Começando pela banda sonora do filme, o disco abre com John Lennon a fazer um pedido de ajuda inadvertido, ou não, ao som do ritmo incansável de uma guitarra acústica e de uma pandeireta, enquanto Paul e George se encarregam das harmonias que, ainda hoje, não conseguimos resistir a entoar sempre que ouvimos alguém gritar “help”. É uma introdução extremamente adequada para o álbum, não só porque se inclui no grupo de canções imortais mencioandas, quase parte do cancioneiro pop, se tal coisa existir, mas também porque denota de forma exímia o estado de espírito da banda na altura da produção do disco. Tendo ascendido em tão pouco tempo ao estatuto de estrelas internacionais e estando reféns de intensas rotinas que não deixavam grande espaço para desenvolvimento artístico, os Beatles, e sobretudo John Lennon, encontravam-se desencantados e desiludidos com a sua actividade. “Help!” é assim uma canção honesta e mostra um certo amadurecimento na escrita de letras, que ganham uma dimensão quase autobiográfica, já que John parece cantar de forma sentida os versos “And now my life has changed in oh so many ways, My independence seems to vanish in the haze”.

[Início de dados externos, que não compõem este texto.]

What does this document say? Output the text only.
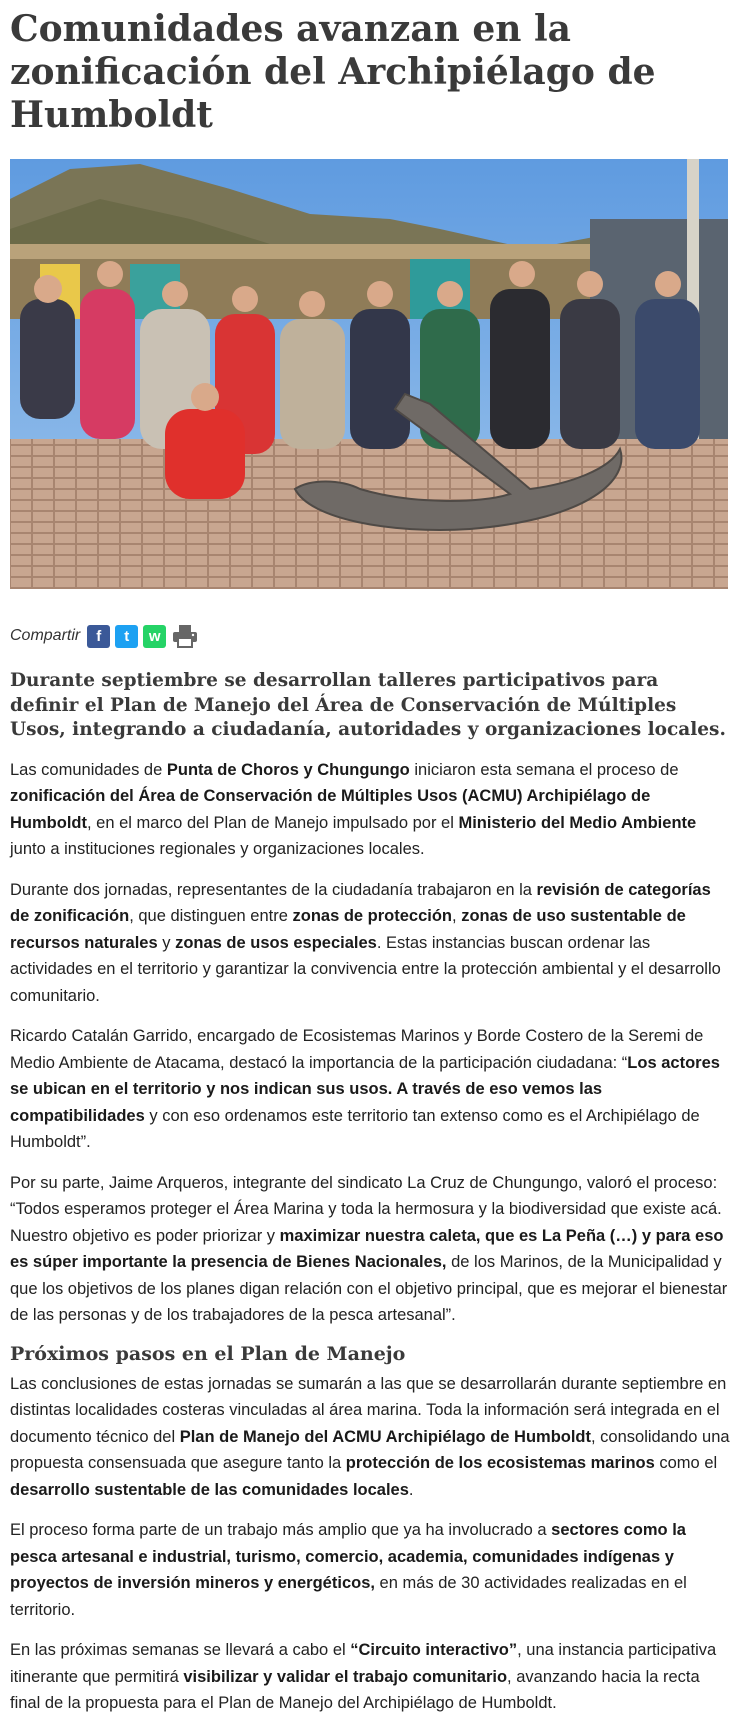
Comunidades avanzan en la zonificación del Archipiélago de Humboldt
Compartir f t w

Durante septiembre se desarrollan talleres participativos para definir el Plan de Manejo del Área de Conservación de Múltiples Usos, integrando a ciudadanía, autoridades y organizaciones locales.

Las comunidades de Punta de Choros y Chungungo iniciaron esta semana el proceso de zonificación del Área de Conservación de Múltiples Usos (ACMU) Archipiélago de Humboldt, en el marco del Plan de Manejo impulsado por el Ministerio del Medio Ambiente junto a instituciones regionales y organizaciones locales.

Durante dos jornadas, representantes de la ciudadanía trabajaron en la revisión de categorías de zonificación, que distinguen entre zonas de protección, zonas de uso sustentable de recursos naturales y zonas de usos especiales. Estas instancias buscan ordenar las actividades en el territorio y garantizar la convivencia entre la protección ambiental y el desarrollo comunitario.

Ricardo Catalán Garrido, encargado de Ecosistemas Marinos y Borde Costero de la Seremi de Medio Ambiente de Atacama, destacó la importancia de la participación ciudadana: “Los actores se ubican en el territorio y nos indican sus usos. A través de eso vemos las compatibilidades y con eso ordenamos este territorio tan extenso como es el Archipiélago de Humboldt”.

Por su parte, Jaime Arqueros, integrante del sindicato La Cruz de Chungungo, valoró el proceso: “Todos esperamos proteger el Área Marina y toda la hermosura y la biodiversidad que existe acá. Nuestro objetivo es poder priorizar y maximizar nuestra caleta, que es La Peña (…) y para eso es súper importante la presencia de Bienes Nacionales, de los Marinos, de la Municipalidad y que los objetivos de los planes digan relación con el objetivo principal, que es mejorar el bienestar de las personas y de los trabajadores de la pesca artesanal”.

Próximos pasos en el Plan de Manejo

Las conclusiones de estas jornadas se sumarán a las que se desarrollarán durante septiembre en distintas localidades costeras vinculadas al área marina. Toda la información será integrada en el documento técnico del Plan de Manejo del ACMU Archipiélago de Humboldt, consolidando una propuesta consensuada que asegure tanto la protección de los ecosistemas marinos como el desarrollo sustentable de las comunidades locales.

El proceso forma parte de un trabajo más amplio que ya ha involucrado a sectores como la pesca artesanal e industrial, turismo, comercio, academia, comunidades indígenas y proyectos de inversión mineros y energéticos, en más de 30 actividades realizadas en el territorio.

En las próximas semanas se llevará a cabo el “Circuito interactivo”, una instancia participativa itinerante que permitirá visibilizar y validar el trabajo comunitario, avanzando hacia la recta final de la propuesta para el Plan de Manejo del Archipiélago de Humboldt.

Continuando no lado A, as duas contribuições de Paul McCartney para o filme são rápidas, simples e eficazes. Discorrendo ambas sobre raparigas e arrufos de namorados, são capazes de nos deixar o refrão na cabeça, mas não muito mais do que isso. Em “The Night Before” ouvimos os colegas John e George a entoar o título da canção em jeito de resposta a Paul e em “Another Girl” parece que é a guitarra elétrica que quer responder com riffs que fazem cócegas nos ouvidos.

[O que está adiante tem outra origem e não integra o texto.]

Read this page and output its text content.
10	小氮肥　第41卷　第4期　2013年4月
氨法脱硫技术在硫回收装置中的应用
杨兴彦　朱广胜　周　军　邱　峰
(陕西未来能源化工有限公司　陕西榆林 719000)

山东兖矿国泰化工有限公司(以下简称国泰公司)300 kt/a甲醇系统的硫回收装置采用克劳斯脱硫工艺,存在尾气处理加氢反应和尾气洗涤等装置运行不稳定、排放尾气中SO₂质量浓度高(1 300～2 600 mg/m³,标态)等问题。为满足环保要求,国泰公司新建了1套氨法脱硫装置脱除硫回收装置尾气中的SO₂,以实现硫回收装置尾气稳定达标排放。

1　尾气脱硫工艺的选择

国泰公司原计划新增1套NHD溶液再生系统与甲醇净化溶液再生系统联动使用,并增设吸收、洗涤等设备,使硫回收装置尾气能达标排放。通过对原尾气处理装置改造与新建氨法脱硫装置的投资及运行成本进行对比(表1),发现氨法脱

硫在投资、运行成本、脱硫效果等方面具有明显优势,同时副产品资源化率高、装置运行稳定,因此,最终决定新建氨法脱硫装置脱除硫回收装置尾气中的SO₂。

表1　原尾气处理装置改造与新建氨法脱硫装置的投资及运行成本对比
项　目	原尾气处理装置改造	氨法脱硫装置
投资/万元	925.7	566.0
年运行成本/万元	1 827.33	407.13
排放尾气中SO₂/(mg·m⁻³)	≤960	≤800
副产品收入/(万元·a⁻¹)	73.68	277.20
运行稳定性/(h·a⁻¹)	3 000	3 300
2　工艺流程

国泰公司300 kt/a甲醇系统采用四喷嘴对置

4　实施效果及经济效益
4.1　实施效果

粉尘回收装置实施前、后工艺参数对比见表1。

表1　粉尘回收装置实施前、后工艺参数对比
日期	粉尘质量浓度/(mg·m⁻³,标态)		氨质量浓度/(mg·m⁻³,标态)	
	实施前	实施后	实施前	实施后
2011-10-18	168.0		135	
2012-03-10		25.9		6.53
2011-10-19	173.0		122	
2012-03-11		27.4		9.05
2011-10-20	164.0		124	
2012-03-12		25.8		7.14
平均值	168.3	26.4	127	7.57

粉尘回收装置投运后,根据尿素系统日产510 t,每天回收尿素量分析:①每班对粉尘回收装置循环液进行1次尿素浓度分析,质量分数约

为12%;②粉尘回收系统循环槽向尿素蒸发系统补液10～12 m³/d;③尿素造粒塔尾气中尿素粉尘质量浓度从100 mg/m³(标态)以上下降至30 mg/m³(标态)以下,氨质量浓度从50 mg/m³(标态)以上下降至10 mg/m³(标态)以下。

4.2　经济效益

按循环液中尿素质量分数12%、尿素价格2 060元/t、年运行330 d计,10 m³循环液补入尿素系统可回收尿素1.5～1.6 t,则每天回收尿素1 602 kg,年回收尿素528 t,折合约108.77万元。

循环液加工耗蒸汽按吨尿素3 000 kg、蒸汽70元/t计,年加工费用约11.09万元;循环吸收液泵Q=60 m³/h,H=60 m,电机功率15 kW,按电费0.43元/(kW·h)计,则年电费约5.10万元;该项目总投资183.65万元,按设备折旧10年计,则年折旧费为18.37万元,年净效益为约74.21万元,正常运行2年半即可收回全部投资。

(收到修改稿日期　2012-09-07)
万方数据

São de John Lennon duas das mais interessantes faixas deste lado. Primeiro temos “You’ve Got To Hide Your Love Away”, onde John surge a tentar ser Bob Dylan, que os Beatles terão conhecido em 64, e a fazer um ótimo trabalho. A homenagem ao herói folk é perfeita, desde a forma de tocar a guitarra acústica à colocação da voz, ficando a faltar uma harmónica que seria a cereja no topo do bolo. Esta é outra das felizes singularidades que este álbum contém e demonstra uma nova profundidade pouco comum, com um poema que soa mais franco e menos genérico do que alguns dos outros que encontramos em Help!. A outra contribuição de Lennon é o single “Ticket To Ride”, que, choque, fala despreocupadamente de uma relação não matrimonial. Instrumentalmente, soa fresca e diferente, tendo sido até apontada por John como a primeira incursão por música mais pesada que inspirou o heavy metal. Exageros à parte, com o seu icónico padrão de percussão, é, com certeza, outra das que todos sabemos trautear.

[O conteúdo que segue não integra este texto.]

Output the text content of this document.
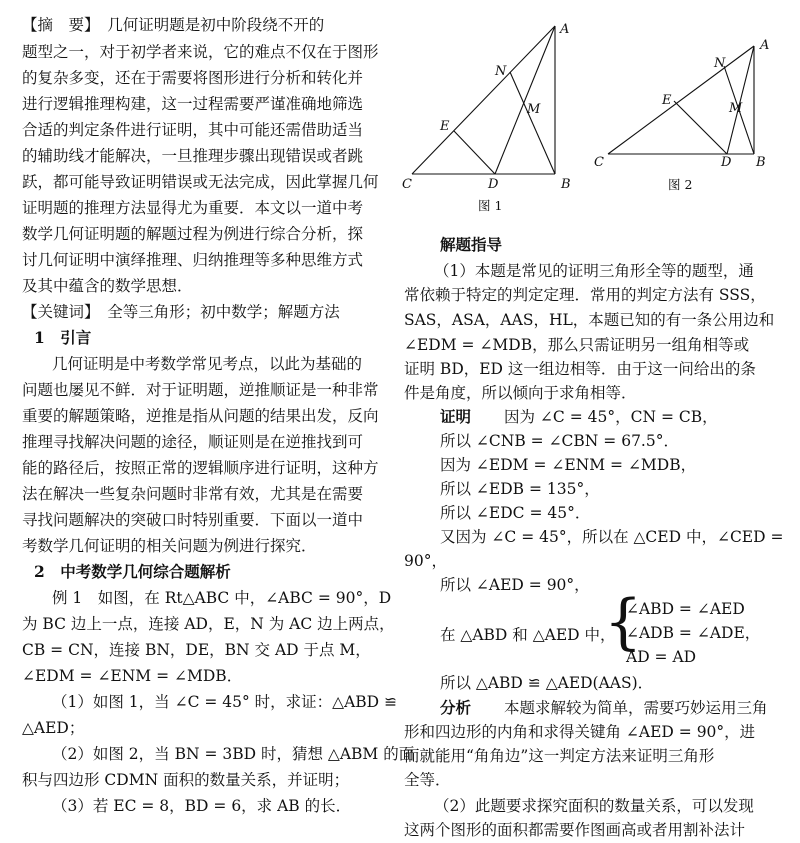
【摘　要】　几何证明题是初中阶段绕不开的
题型之一，对于初学者来说，它的难点不仅在于图形
的复杂多变，还在于需要将图形进行分析和转化并
进行逻辑推理构建，这一过程需要严谨准确地筛选
合适的判定条件进行证明，其中可能还需借助适当
的辅助线才能解决，一旦推理步骤出现错误或者跳
跃，都可能导致证明错误或无法完成，因此掌握几何
证明题的推理方法显得尤为重要．本文以一道中考
数学几何证明题的解题过程为例进行综合分析，探
讨几何证明中演绎推理、归纳推理等多种思维方式
及其中蕴含的数学思想．
【关键词】　全等三角形；初中数学；解题方法
1　引言
几何证明是中考数学常见考点，以此为基础的
问题也屡见不鲜．对于证明题，逆推顺证是一种非常
重要的解题策略，逆推是指从问题的结果出发，反向
推理寻找解决问题的途径，顺证则是在逆推找到可
能的路径后，按照正常的逻辑顺序进行证明，这种方
法在解决一些复杂问题时非常有效，尤其是在需要
寻找问题解决的突破口时特别重要．下面以一道中
考数学几何证明的相关问题为例进行探究．
2　中考数学几何综合题解析
例 1　如图，在 Rt△ABC 中，∠ABC = 90°，D
为 BC 边上一点，连接 AD，E，N 为 AC 边上两点，
CB = CN，连接 BN，DE，BN 交 AD 于点 M，
∠EDM = ∠ENM = ∠MDB．
（1）如图 1，当 ∠C = 45° 时，求证：△ABD ≌
△AED；
（2）如图 2，当 BN = 3BD 时，猜想 △ABM 的面
积与四边形 CDMN 面积的数量关系，并证明；
（3）若 EC = 8，BD = 6，求 AB 的长．
A
B
C	D
E
N
M
图 1
A
B
C	D
E
N
M
图 2
解题指导
（1）本题是常见的证明三角形全等的题型，通
常依赖于特定的判定定理．常用的判定方法有 SSS，
SAS，ASA，AAS，HL，本题已知的有一条公用边和
∠EDM = ∠MDB，那么只需证明另一组角相等或
证明 BD，ED 这一组边相等．由于这一问给出的条
件是角度，所以倾向于求角相等．
证明 因为 ∠C = 45°，CN = CB，
所以 ∠CNB = ∠CBN = 67.5°．
因为 ∠EDM = ∠ENM = ∠MDB，
所以 ∠EDB = 135°，
所以 ∠EDC = 45°．
又因为 ∠C = 45°，所以在 △CED 中，∠CED =
90°，
所以 ∠AED = 90°，
在 △ABD 和 △AED 中，
{
∠ABD = ∠AED
∠ADB = ∠ADE，
AD = AD
所以 △ABD ≌ △AED(AAS)．
分析 本题求解较为简单，需要巧妙运用三角
形和四边形的内角和求得关键角 ∠AED = 90°，进
而就能用“角角边”这一判定方法来证明三角形
全等．
（2）此题要求探究面积的数量关系，可以发现
这两个图形的面积都需要作图画高或者用割补法计
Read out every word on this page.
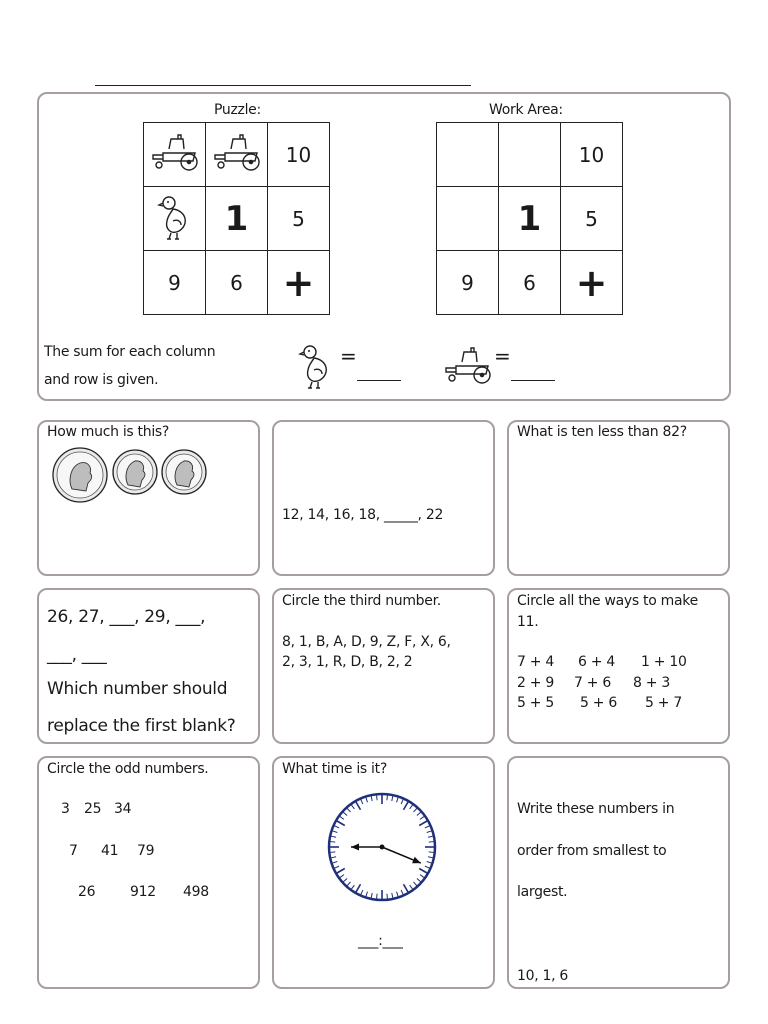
Puzzle:	Work Area:
		10
	1	5
9	6	+
		10
	1	5
9	6	+
The sum for each column
and row is given.
=	=
How much is this?
12, 14, 16, 18, _____, 22
What is ten less than 82?
26, 27, ___, 29, ___,
___, ___
Which number should
replace the first blank?
Circle the third number.
8, 1, B, A, D, 9, Z, F, X, 6,
2, 3, 1, R, D, B, 2, 2
Circle all the ways to make
11.
7 + 4 6 + 4 1 + 10
2 + 9 7 + 6 8 + 3
5 + 5 5 + 6 5 + 7
Circle the odd numbers.
3 25 34
7 41 79
26 912 498
What time is it?
___:___
Write these numbers in
order from smallest to
largest.
10, 1, 6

Das canções feitas para o filme importa ainda mencionar “You’re Going To Lose That Girl”, em que voltamos às raparigas e aos desamores indefinidos pela voz de John e de coros que entoam o refrão de forma bem disposta, guiados por uns incomuns bongos, e “I Need You”, que marca o regresso de George Harrison à escrita juntamente com “You Like Me Too Much”, algo que não se tinha verificado nos últimos dois discos, em que o estranho som da guitarra de George surge em primeiro plano. Graças a um pedal de volume, primeira utilização conhecida de tal artifício, a guitarra está quase desfasada do resto, enquanto George nos fala de saudade. Tanto “I Need You” como “You Like Me Too Much”, que encontramos mais tarde, no lado B, são bonitas canções que procuram o seu devido espaço no meio da pop Lennon-McCartneyiana.
Viremos então o disco. O lado B abre com “Act Naturally”, cover bem-disposta da canção de Johnny Russell e Voni Morrison. Nesta, Ringo Starr exibe bem as suas habilidades vocais enquanto nos conta a narrativa trágico-cómica ao som de uma melodia country que torna irresistível um gingar de anca. De seguida temos “It’s Only Love”, canção curta de John Lennon, e “Tell Me What You See”, cantada a duas vozes por John e Paul, ambas interlúdios delico-doces que são facilmente ofuscados pelas canções que fecham o álbum.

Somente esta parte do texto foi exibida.